Booth Id:
BI014
Category:
Chemistry
Year:
2014
Finalist Names:
Shulami, Noa
Abstract:
Purpose of the Experiment: Plant biomass is a renewable energy source, which can be converted into biofuels for transportation. Biofuels are more environmentally friendly than conventional fossil oil since they have lower CO2 emissions. However, the main challenge in converting biomass to biofuels is to develop an efficient degradation process of plant cell polysaccharides to monosaccharides that can be fermented to ethanol (biofuel) by microorganisms. In nature, microorganisms degrade the plant cell polysaccharides by using specific enzymes - Glycoside Hydrolases (GH). Identification of new and uncharacterized GH’s is a key step toward an efficient and economical degradation of biomass to fermentable sugars.
Procedures Used: An uncharacterized gene, araN, from a thermophilic bacterium Geobacillus stearothermophilus was over expressed in Escherichia coli BL21(DE3) and the protein was purified in a two-step process: heat treatment and nickel affinity chromatography. The purity of the protein was inspected using SDS-PAGE. Purified Enzyme activity was tested on different synthetic substrates, p-nitrophenyl-glycosides.

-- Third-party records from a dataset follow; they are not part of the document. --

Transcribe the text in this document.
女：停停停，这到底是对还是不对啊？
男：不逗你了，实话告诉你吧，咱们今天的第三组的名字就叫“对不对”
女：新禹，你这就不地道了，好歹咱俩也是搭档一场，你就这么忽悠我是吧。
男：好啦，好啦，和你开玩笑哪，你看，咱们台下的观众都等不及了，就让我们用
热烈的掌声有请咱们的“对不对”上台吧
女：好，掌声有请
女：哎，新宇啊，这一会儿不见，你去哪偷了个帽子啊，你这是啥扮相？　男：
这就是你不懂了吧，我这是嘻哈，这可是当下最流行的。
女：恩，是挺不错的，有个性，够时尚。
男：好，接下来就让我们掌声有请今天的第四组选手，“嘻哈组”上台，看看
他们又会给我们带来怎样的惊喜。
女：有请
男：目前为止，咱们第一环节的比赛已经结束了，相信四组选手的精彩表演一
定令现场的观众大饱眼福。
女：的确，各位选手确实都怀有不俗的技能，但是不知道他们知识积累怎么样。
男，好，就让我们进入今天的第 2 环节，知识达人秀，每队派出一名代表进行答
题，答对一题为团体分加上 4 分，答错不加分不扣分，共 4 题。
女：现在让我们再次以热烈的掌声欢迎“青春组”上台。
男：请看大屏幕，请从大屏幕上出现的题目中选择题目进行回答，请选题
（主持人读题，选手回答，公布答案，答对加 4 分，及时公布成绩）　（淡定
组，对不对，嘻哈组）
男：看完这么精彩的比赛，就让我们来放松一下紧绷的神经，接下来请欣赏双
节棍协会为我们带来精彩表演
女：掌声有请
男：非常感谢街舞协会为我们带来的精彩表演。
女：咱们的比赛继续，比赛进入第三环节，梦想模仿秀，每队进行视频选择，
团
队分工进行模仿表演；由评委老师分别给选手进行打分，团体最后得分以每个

Results: Following the purification process the enzyme was above 90% pure and activity screening revealed that the enzyme specifically cleaved pNP--L-arabinofuranoside. The activity was metal-dependent, indicating a unique catalytic mechanism for glycoside hydrolases. The purified enzyme was suitable for crystallization and currently the crystal structure is being solved.
Conclusions: The characterized enzyme was found to hydrolyze -L bond between arabinofuranose units, thereby it can be used to liberate arabinose sugars from the plant cell polysaccharides and participate in transforming biomass to fermentable sugars.